Dr. Neal: This data was from Dr. Grogan and this was an early-stage clinical trial; it was clinical stage I non–small-cell lung cancer and it enrolled almost 1,000 patients. The trial was trying to do serum proteomic analysis of resected non–small-cell lung cancer to demonstrate whether or not you could use proteomics to diagnose non–small-cell lung cancer. For a secondary analysis they used FDG-PET scans and compared whether or not the PET scans plus the CTs were reliable for predicting whether someone had non–small-cell lung cancer. The question at its essence was, "If someone has a small lung nodule and that was diagnosed by CT only, can you use a PET to tell whether or not it might be cancer and therefore whether or not it might need to be resected?" What they found was that PETs were 82% sensitive, which is not terrible, but they were very nonspecific-with only a 31% specificity. There were a lot of false positives-a lot of these false positives were granulomas, suggesting prior or current fungal infection. The accuracy of FDG-PET improved with the size of the lesion, presumably because granulomas would generally be small.
This doesn’t mean that for stage IV, metastatic non–small-cell lung cancer, PETs are insensitive at all, they’re a very valuable tool for staging patients and they can show distant metastatic disease, but what it means is that for the majority of lesions that are PET avid, if you do a PET scan on people as a screening tool, it will not be a great discriminator of whether something is lung cancer or not so they probably have to be paired with another test.
CancerNetwork: Finally, can you talk a little about where we are as far as biomarkers for lung cancers-both subtypes and targets?
Dr. Neal: For non–small-cell lung cancer, we saw a lot of evidence at the meeting for exciting new targets, as well as more data about the targets we already knew. Within adenocarcinoma, which is the one that’s best molecularly characterized, the most common are KRAS mutations, which are somewhere between 20% and 30% in frequency. We saw that selumetinib plus docetaxel is a potentially effective therapy for that group, although that’s still in clinical trials and has yet to be validated. EGFR-mutant non–small-cell lung cancer is the next biggest share, and for this group we saw that in the LUX Lung-3 trial, afatinib vs cisplatinum/ pemetrexed, that afatinib looks like a great drug in first-line treatment of EGFR-mutant lung cancer.

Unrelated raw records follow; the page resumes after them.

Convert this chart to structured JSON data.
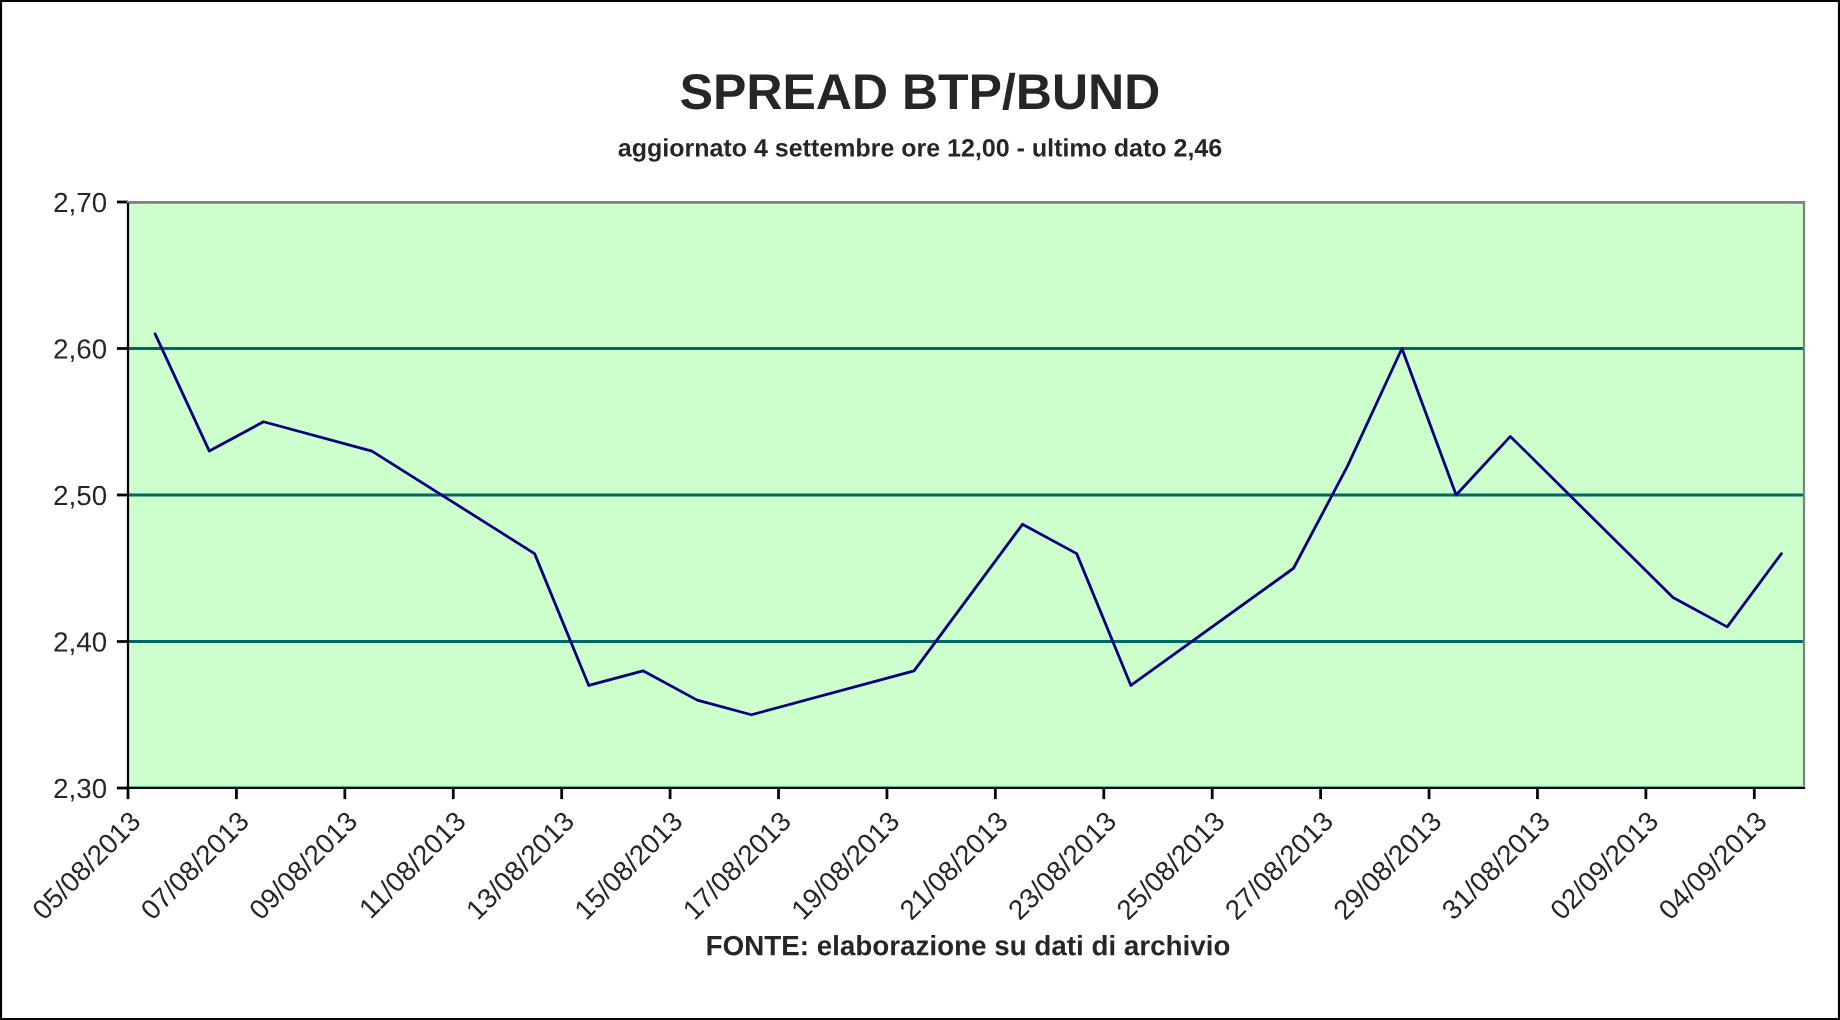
{
  "chart_data": {
    "type": "line",
    "title": "SPREAD BTP/BUND",
    "subtitle": "aggiornato 4 settembre ore 12,00 - ultimo dato 2,46",
    "annotations": [
      "FONTE: elaborazione su dati di archivio"
    ],
    "series": [
      {
        "color": "#000080",
        "x": [
          "2013-08-05T12:00",
          "2013-08-06T12:00",
          "2013-08-07T12:00",
          "2013-08-09T12:00",
          "2013-08-12T12:00",
          "2013-08-13T12:00",
          "2013-08-14T12:00",
          "2013-08-15T12:00",
          "2013-08-16T12:00",
          "2013-08-19T12:00",
          "2013-08-20T12:00",
          "2013-08-21T12:00",
          "2013-08-22T12:00",
          "2013-08-23T12:00",
          "2013-08-26T12:00",
          "2013-08-27T12:00",
          "2013-08-28T12:00",
          "2013-08-29T12:00",
          "2013-08-30T12:00",
          "2013-09-02T12:00",
          "2013-09-03T12:00",
          "2013-09-04T12:00"
        ],
        "values": [
          2.61,
          2.53,
          2.55,
          2.53,
          2.46,
          2.37,
          2.38,
          2.36,
          2.35,
          2.38,
          2.43,
          2.48,
          2.46,
          2.37,
          2.45,
          2.52,
          2.6,
          2.5,
          2.54,
          2.43,
          2.41,
          2.46
        ]
      }
    ],
    "xlim": [
      "2013-08-05",
      "2013-09-04T22:00"
    ],
    "xticks": [
      {
        "value": "2013-08-05",
        "label": "05/08/2013"
      },
      {
        "value": "2013-08-07",
        "label": "07/08/2013"
      },
      {
        "value": "2013-08-09",
        "label": "09/08/2013"
      },
      {
        "value": "2013-08-11",
        "label": "11/08/2013"
      },
      {
        "value": "2013-08-13",
        "label": "13/08/2013"
      },
      {
        "value": "2013-08-15",
        "label": "15/08/2013"
      },
      {
        "value": "2013-08-17",
        "label": "17/08/2013"
      },
      {
        "value": "2013-08-19",
        "label": "19/08/2013"
      },
      {
        "value": "2013-08-21",
        "label": "21/08/2013"
      },
      {
        "value": "2013-08-23",
        "label": "23/08/2013"
      },
      {
        "value": "2013-08-25",
        "label": "25/08/2013"
      },
      {
        "value": "2013-08-27",
        "label": "27/08/2013"
      },
      {
        "value": "2013-08-29",
        "label": "29/08/2013"
      },
      {
        "value": "2013-08-31",
        "label": "31/08/2013"
      },
      {
        "value": "2013-09-02",
        "label": "02/09/2013"
      },
      {
        "value": "2013-09-04",
        "label": "04/09/2013"
      }
    ],
    "ylim": [
      2.3,
      2.7
    ],
    "yticks": [
      {
        "value": 2.3,
        "label": "2,30"
      },
      {
        "value": 2.4,
        "label": "2,40"
      },
      {
        "value": 2.5,
        "label": "2,50"
      },
      {
        "value": 2.6,
        "label": "2,60"
      },
      {
        "value": 2.7,
        "label": "2,70"
      }
    ],
    "grid": "y",
    "legend": false,
    "marker": "none",
    "line_style": "solid"
  }
}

We also saw that ALK mutants, which are around 5% of patients, fall into a few subcategories, in a series of patients from the University of Colorado. In some of those mechanisms, resistance may be overcome. And finally in ROS1, which is about 1% frequency, and RET translocations, which are about 1% frequency, these may each be targetable with drugs that are already available. So even though they’re very low frequency, we might be able to find effective therapies. We have yet to see those effective therapies work, but with a response rate of 57% in ROS1 to crizotinib, and with crizotinib already FDA-approved, and with the identification of RET translocations, which are a different subgroup, that may respond to sorafenib or sunitinib, I think we have hope that we may not have to start reinventing drugs and starting from ground zero, and that we might be able to use already approved things.
We also saw in squamous non–small-cell lung cancer, which up until a couple of years ago had no identified driver alterations, some data from Paul Paik at Memorial Sloan-Kettering. They’ve used some squamous multiplex testing and have identified FGFR1 amplification, by FISH analysis, as a recurrent alteration in about 25% of squamous-cell carcinomas, and this could be targeted potentially by FGFR inhibitors that are starting to enter clinical trials. They also reported that PI3 kinase alterations and P10 alterations are recurrent and common. Dr. Govindan from Washington University presented a larger series in the earlier oral session of 180 patients, and also identified FGFR1 and the P10 and PI3 kinase alterations as being recurrent and common in squamous non–small-cell lung cancers. So it looks like squamous might have some targetable alterations as well-which is something relatively new since the last ASCO.